Development of a targeted synaptic therapeutic for the treatment of ALS
Université de Montréal
Amyotrophic Lateral Sclerosis (ALS), or Lou Gehrig’s disease, is a devastating neurodegenerative disorder of the brain and spinal cord. ALS starts in midlife and progresses from muscle weakness to paralysis and eventual death usually within 2-5 years. There is no cure for ALS and only one pharmacological agent, riluzole, is available to treat ALS patients, but it extends life by a mere 2-3 months. Part of the poor success of riluzole can be attributed to our incomplete understanding of the cellular and functional abnormalities causing ALS, particularly about the earliest (‘pre-clinical’) pathogenic abnormalities which culminate in the brain and spinal cord and present clinically as ALS. To advance our understanding of this disease I propose to use two animal models (zebrafish and mice) bearing mutations in human genes encoding TDP-43 and FUS that cause this disease. This project will examine abnormities arising initially at the neuromuscular junction (the site where nerves innervate muscle) and defects occurring in the spinal cord in animals displaying disease-like symptoms as a result of expression of mutant ALS-causing genes. By tracking the earliest deficits we hope to improve our understanding of the etiology of ALS and identify novel therapeutic targets to improve neuromuscular function.
Relevance to the acceleration of therapeutics for neurodegenerative diseases of aging
We have identified an approved neuroleptic in a small molecule chemical screen. In our zebrafish model, application of this drug prevented or partially restored neuronal dysfunction at the neuromuscular junction. Our ultimate research goal is to repurpose this neuroleptic for the treatment of ALS. The research grant will afford us an opportunity to explore the mechanisms by which synaptic dysfunction both at peripheral neuromuscular synapses and at central synapses in the spinal cord are restored following treatment and will complement a new phase II clinical trial of this neuroleptic.

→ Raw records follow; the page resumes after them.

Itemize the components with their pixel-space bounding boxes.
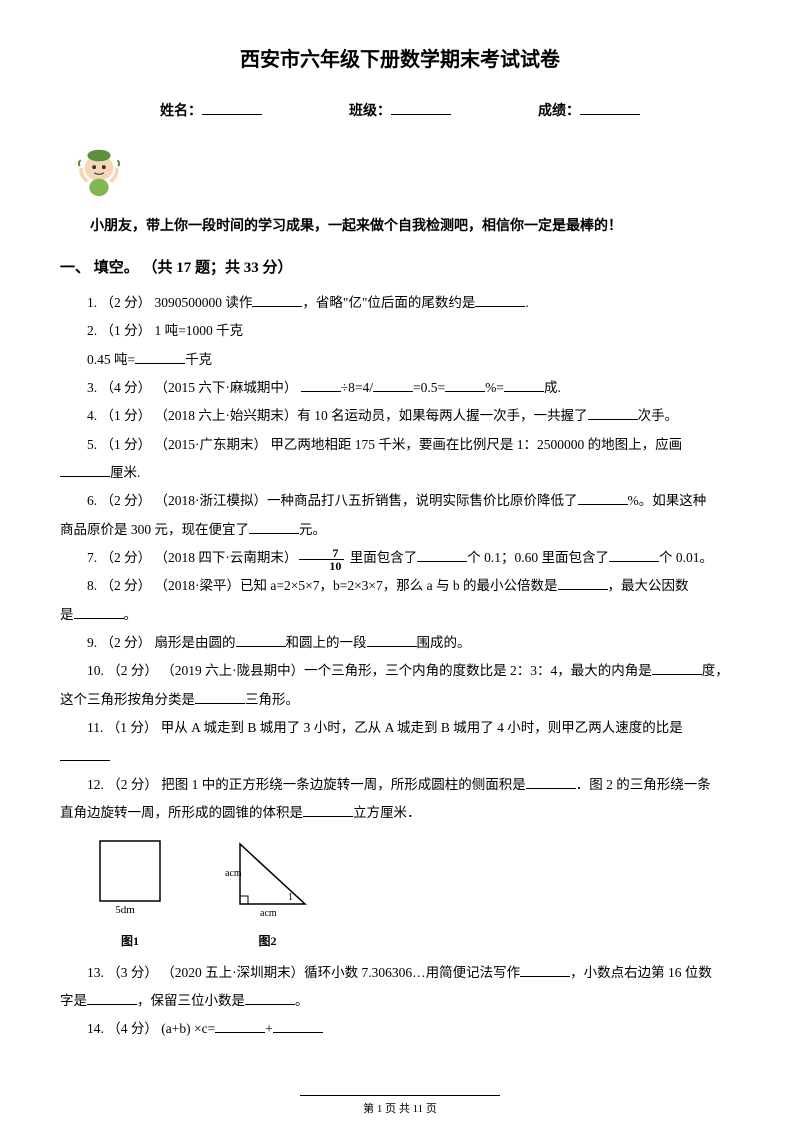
question-12b: 直角边旋转一周，所形成的圆锥的体积是立方厘米．: [60, 799, 740, 827]
fraction-7-10: 710: [299, 547, 344, 572]
q13-blank2[interactable]: [87, 992, 137, 1005]
q8-blank2[interactable]: [74, 606, 124, 619]
q13-blank3[interactable]: [245, 992, 295, 1005]
mascot-icon: [70, 141, 128, 199]
q6-blank1[interactable]: [578, 492, 628, 505]
svg-text:5dm: 5dm: [115, 904, 135, 916]
question-13: 13. （3 分） （2020 五上·深圳期末）循环小数 7.306306…用简…: [60, 959, 740, 987]
name-blank[interactable]: [202, 101, 262, 115]
figure-1: 5dm 图1: [90, 836, 170, 953]
figure-2-label: 图2: [220, 929, 315, 953]
question-7: 7. （2 分） （2018 四下·云南期末）710 里面包含了个 0.1；0.…: [60, 544, 740, 572]
svg-text:1: 1: [288, 892, 293, 903]
question-5b: 厘米.: [60, 459, 740, 487]
class-label: 班级：: [349, 98, 391, 126]
q6-blank2[interactable]: [249, 521, 299, 534]
name-label: 姓名：: [160, 98, 202, 126]
question-13b: 字是，保留三位小数是。: [60, 987, 740, 1015]
svg-text:acm: acm: [260, 908, 277, 919]
question-1: 1. （2 分） 3090500000 读作，省略"亿"位后面的尾数约是.: [60, 289, 740, 317]
question-6b: 商品原价是 300 元，现在便宜了元。: [60, 516, 740, 544]
q10-blank2[interactable]: [195, 691, 245, 704]
section-header: 一、 填空。 （共 17 题；共 33 分）: [60, 253, 740, 283]
question-8b: 是。: [60, 601, 740, 629]
q14-blank1[interactable]: [215, 1020, 265, 1033]
question-5: 5. （1 分） （2015·广东期末） 甲乙两地相距 175 千米，要画在比例…: [60, 431, 740, 459]
figure-2: acm 1 acm 图2: [220, 836, 315, 953]
score-blank[interactable]: [580, 101, 640, 115]
page-title: 西安市六年级下册数学期末考试试卷: [60, 40, 740, 80]
question-2: 2. （1 分） 1 吨=1000 千克: [60, 317, 740, 345]
q7-blank2[interactable]: [609, 549, 659, 562]
q1-blank1[interactable]: [252, 294, 302, 307]
q12-blank1[interactable]: [526, 776, 576, 789]
question-11: 11. （1 分） 甲从 A 城走到 B 城用了 3 小时，乙从 A 城走到 B…: [60, 714, 740, 742]
question-10b: 这个三角形按角分类是三角形。: [60, 686, 740, 714]
q13-blank1[interactable]: [520, 964, 570, 977]
section-title: 填空。: [94, 260, 139, 276]
q9-blank2[interactable]: [367, 634, 417, 647]
question-4: 4. （1 分） （2018 六上·始兴期末）有 10 名运动员，如果每两人握一…: [60, 402, 740, 430]
question-2b: 0.45 吨=千克: [60, 346, 740, 374]
question-10: 10. （2 分） （2019 六上·陇县期中）一个三角形，三个内角的度数比是 …: [60, 657, 740, 685]
q3-blank3[interactable]: [445, 379, 485, 392]
q8-blank1[interactable]: [558, 577, 608, 590]
section-meta: （共 17 题；共 33 分）: [143, 260, 293, 276]
q4-blank[interactable]: [588, 407, 638, 420]
encourage-text: 小朋友，带上你一段时间的学习成果，一起来做个自我检测吧，相信你一定是最棒的！: [90, 213, 740, 241]
q11-blank[interactable]: [60, 748, 110, 761]
q1-blank2[interactable]: [475, 294, 525, 307]
q2-blank[interactable]: [135, 351, 185, 364]
q9-blank1[interactable]: [236, 634, 286, 647]
page-footer: 第 1 页 共 11 页: [0, 1095, 800, 1120]
q5-blank[interactable]: [60, 464, 110, 477]
q12-blank2[interactable]: [303, 804, 353, 817]
q7-blank1[interactable]: [417, 549, 467, 562]
q3-blank4[interactable]: [504, 379, 544, 392]
question-11b: [60, 743, 740, 771]
question-8: 8. （2 分） （2018·梁平）已知 a=2×5×7，b=2×3×7，那么 …: [60, 572, 740, 600]
question-9: 9. （2 分） 扇形是由圆的和圆上的一段围成的。: [60, 629, 740, 657]
question-14: 14. （4 分） (a+b) ×c=+: [60, 1015, 740, 1043]
figure-1-label: 图1: [90, 929, 170, 953]
q14-blank2[interactable]: [273, 1020, 323, 1033]
question-3: 3. （4 分） （2015 六下·麻城期中） ÷8=4/=0.5=%=成.: [60, 374, 740, 402]
svg-text:acm: acm: [225, 868, 242, 879]
student-info-line: 姓名： 班级： 成绩：: [60, 98, 740, 126]
figures-row: 5dm 图1 acm 1 acm 图2: [90, 836, 740, 953]
class-blank[interactable]: [391, 101, 451, 115]
q10-blank1[interactable]: [652, 662, 702, 675]
question-12: 12. （2 分） 把图 1 中的正方形绕一条边旋转一周，所形成圆柱的侧面积是．…: [60, 771, 740, 799]
score-label: 成绩：: [538, 98, 580, 126]
q3-blank2[interactable]: [373, 379, 413, 392]
section-num: 一、: [60, 260, 90, 276]
question-6: 6. （2 分） （2018·浙江模拟）一种商品打八五折销售，说明实际售价比原价…: [60, 487, 740, 515]
q3-blank1[interactable]: [301, 379, 341, 392]
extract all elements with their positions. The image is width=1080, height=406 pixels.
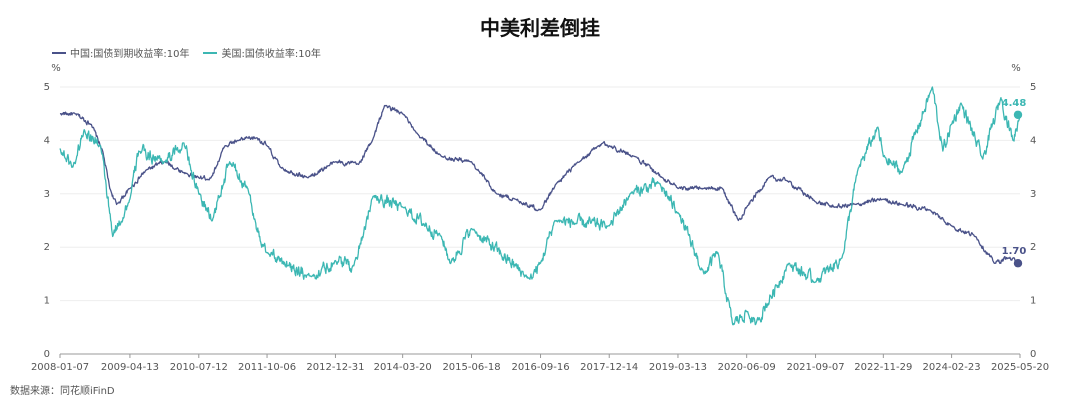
legend-swatch-china bbox=[52, 51, 66, 54]
y-tick-right-0: 0 bbox=[1030, 349, 1036, 360]
y-tick-right-2: 2 bbox=[1030, 242, 1036, 253]
y-tick-left-4: 4 bbox=[44, 135, 50, 146]
chart-gridlines bbox=[60, 86, 1020, 302]
x-tick-label-12: 2022-11-29 bbox=[854, 362, 912, 373]
legend-item-china[interactable]: 中国:国债到期收益率:10年 bbox=[52, 45, 189, 60]
x-tick-label-4: 2012-12-31 bbox=[306, 362, 364, 373]
chart-series bbox=[59, 86, 1021, 326]
x-tick-label-5: 2014-03-20 bbox=[374, 362, 432, 373]
legend-label-china: 中国:国债到期收益率:10年 bbox=[70, 49, 190, 60]
series-end-label-1: 4.48 bbox=[1002, 98, 1027, 109]
series-end-marker-1 bbox=[1013, 110, 1023, 119]
x-tick-label-8: 2017-12-14 bbox=[580, 362, 638, 373]
legend-item-us[interactable]: 美国:国债收益率:10年 bbox=[203, 45, 321, 60]
y-tick-left-1: 1 bbox=[44, 296, 50, 307]
legend-label-us: 美国:国债收益率:10年 bbox=[221, 49, 321, 60]
y-tick-right-5: 5 bbox=[1030, 82, 1036, 93]
data-source-note: 数据来源：同花顺iFinD bbox=[10, 386, 115, 397]
chart-end-markers: 1.70 4.48 bbox=[1002, 98, 1027, 268]
y-tick-left-5: 5 bbox=[44, 82, 50, 93]
series-end-label-0: 1.70 bbox=[1002, 246, 1027, 257]
y-tick-right-3: 3 bbox=[1030, 189, 1036, 200]
x-tick-label-10: 2020-06-09 bbox=[718, 362, 776, 373]
y-unit-left: % bbox=[51, 63, 61, 74]
y-unit-right: % bbox=[1011, 63, 1021, 74]
x-tick-label-9: 2019-03-13 bbox=[649, 362, 707, 373]
series-line-0 bbox=[59, 104, 1021, 266]
y-tick-right-1: 1 bbox=[1030, 296, 1036, 307]
y-tick-left-0: 0 bbox=[44, 349, 50, 360]
x-tick-label-2: 2010-07-12 bbox=[170, 362, 228, 373]
series-line-1 bbox=[59, 86, 1021, 326]
x-tick-label-6: 2015-06-18 bbox=[442, 362, 500, 373]
y-tick-left-2: 2 bbox=[44, 242, 50, 253]
chart-legend: 中国:国债到期收益率:10年 美国:国债收益率:10年 bbox=[52, 45, 321, 60]
chart-title: 中美利差倒挂 bbox=[480, 16, 600, 40]
x-tick-label-1: 2009-04-13 bbox=[101, 362, 159, 373]
series-end-marker-0 bbox=[1013, 259, 1023, 268]
x-tick-label-11: 2021-09-07 bbox=[786, 362, 844, 373]
x-tick-label-13: 2024-02-23 bbox=[923, 362, 981, 373]
y-tick-left-3: 3 bbox=[44, 189, 50, 200]
x-tick-label-0: 2008-01-07 bbox=[31, 362, 89, 373]
x-tick-label-7: 2016-09-16 bbox=[511, 362, 569, 373]
x-tick-label-14: 2025-05-20 bbox=[991, 362, 1049, 373]
x-tick-label-3: 2011-10-06 bbox=[238, 362, 296, 373]
y-tick-right-4: 4 bbox=[1030, 135, 1036, 146]
legend-swatch-us bbox=[203, 51, 218, 54]
chart-axes: 0 0 1 1 2 2 3 3 4 4 5 5% % 2008-01-07 2009-04-13 2010-0… bbox=[31, 63, 1049, 373]
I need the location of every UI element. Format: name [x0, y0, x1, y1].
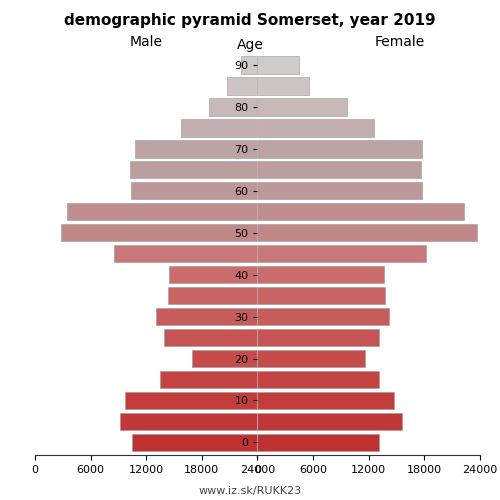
Bar [114, 245, 258, 262]
Bar [170, 266, 258, 283]
Bar [66, 203, 258, 220]
Bar [120, 413, 258, 430]
Bar [258, 350, 365, 367]
Bar [258, 56, 299, 74]
Bar [135, 140, 258, 158]
Bar [258, 224, 477, 242]
Bar [210, 98, 258, 116]
Bar [258, 434, 379, 451]
Bar [258, 182, 422, 200]
Bar [258, 140, 422, 158]
Bar [258, 162, 420, 178]
Bar [258, 245, 426, 262]
Bar [258, 98, 346, 116]
Bar [182, 120, 258, 136]
Bar [258, 203, 464, 220]
Bar [258, 413, 402, 430]
Bar [130, 162, 258, 178]
Bar [258, 287, 384, 304]
Bar [156, 308, 258, 325]
Text: www.iz.sk/RUKK23: www.iz.sk/RUKK23 [198, 486, 302, 496]
Text: Female: Female [374, 34, 424, 48]
Bar [258, 266, 384, 283]
Bar [132, 434, 258, 451]
Bar [160, 371, 258, 388]
Bar [241, 56, 258, 74]
Bar [258, 392, 394, 409]
Bar [258, 329, 379, 346]
Bar [61, 224, 258, 242]
Bar [125, 392, 258, 409]
Bar [164, 329, 258, 346]
Text: demographic pyramid Somerset, year 2019: demographic pyramid Somerset, year 2019 [64, 12, 436, 28]
Text: Age: Age [236, 38, 264, 52]
Bar [258, 371, 379, 388]
Bar [168, 287, 258, 304]
Title: Male: Male [130, 34, 162, 48]
Bar [258, 308, 389, 325]
Bar [258, 78, 310, 94]
Bar [258, 120, 374, 136]
Bar [132, 182, 258, 200]
Bar [227, 78, 258, 94]
Bar [192, 350, 258, 367]
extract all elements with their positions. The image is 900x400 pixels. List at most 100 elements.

Although great strides have been made in identifying genes with mutations that cause ALS, very little is known about the mechanisms of neuronal dysfunction leading to neuronal death which occur in patients with this disease. This research grant will explore how a newly identified drug, that is already approved by the FDA and Health Canada for clinical use, protects synaptic function at the neuromuscular junction and in the spinal cord. We hope to gain a better understanding of what the exact targets are of this drug and the mechanisms by which it protects synaptic function.
Amyotrophic lateral sclerosis (ALS) is a progressive and fatal neurodegenerative disorder effecting motor function and is characterized by the loss of the connectivity between motoneurons and muscles. In the last 10 years considerable advances in our understanding of the various genetic mutations that cause ALS have been made. One of these discoveries is in the gene TARDBP which encodes the protein TDP-43. Although, only a small proportion of ALS cases which have a family history of the disease contain mutations in TARDBP, many ALS patients that do not have a family history of the disease display altered TDP-43 pathology upon examination. Using a C. elegans model our collaborators identified several FDA- and Health Canada-approved compounds which were then re-screened in our zebrafish model expressing mutant human TARDBP. One compound (Pimozide) was found to provide protection at the zebrafish neuromuscular junction and at the neuromuscular junction of a mouse model expressing a different mutant human protein (SOD1). Pimozide is now under clinical evaluation (ClinicalTrials.gov Identifier: NCT02463825). The mechanisms through which Pimozide provides neuroprotection remain unknown.
The research funded by this Rapid Response grant examined defects that occur both at the neuromuscular junction in a mouse TARDBP model and at inhibitory and excitatory synapses in the spinal cord of our zebrafish model expressing mutant human TARDBP. We successfully characterized synaptic defects at both inhibitory glycinergic synapses and excitatory glutamatergic synapses in the spinal cord of our zebrafish model expressing mutant human TARDBP. In collaboration we also examined if pimozide treatment would provide protection to a mouse model expressing mutant human TARDBP but found that it did not alter the development of the motor phenotype.
Lastly in an effort to generate the most diseases relevant ALS animal models we developed a novel method using the CRISPR/Cas9 mutagenic system to knockin analogous ALS-causing point mutations into the zebrafish genome. Until now, ALS animal models have relied upon transgenic expression of a human gene. Our knockin models are superior for several reasons. 1) These models accurately recapitulate the genetic basis of ALS. 2) We do not need to worry about overexpression or number of copies of a human transgene inserted into the genome as we are mutating the endogenous gene. 3) Differences in the structure and function between a human protein expressed in an animal model and the endogenous protein may limit the conclusions drawn from studying transgenic animal models. Our knockin zebrafish models avoid these limitations, they develop a motor phenotype with neurodegeneration in the spinal cord and represent significant breakthrough for development of true genetic models of ALS. We believe knockin genetic models of ALS are much need for both uncovering the cellular mechanisms of disease pathology and transnational research for developing the next generation of therapeutics to treat this devastating disease.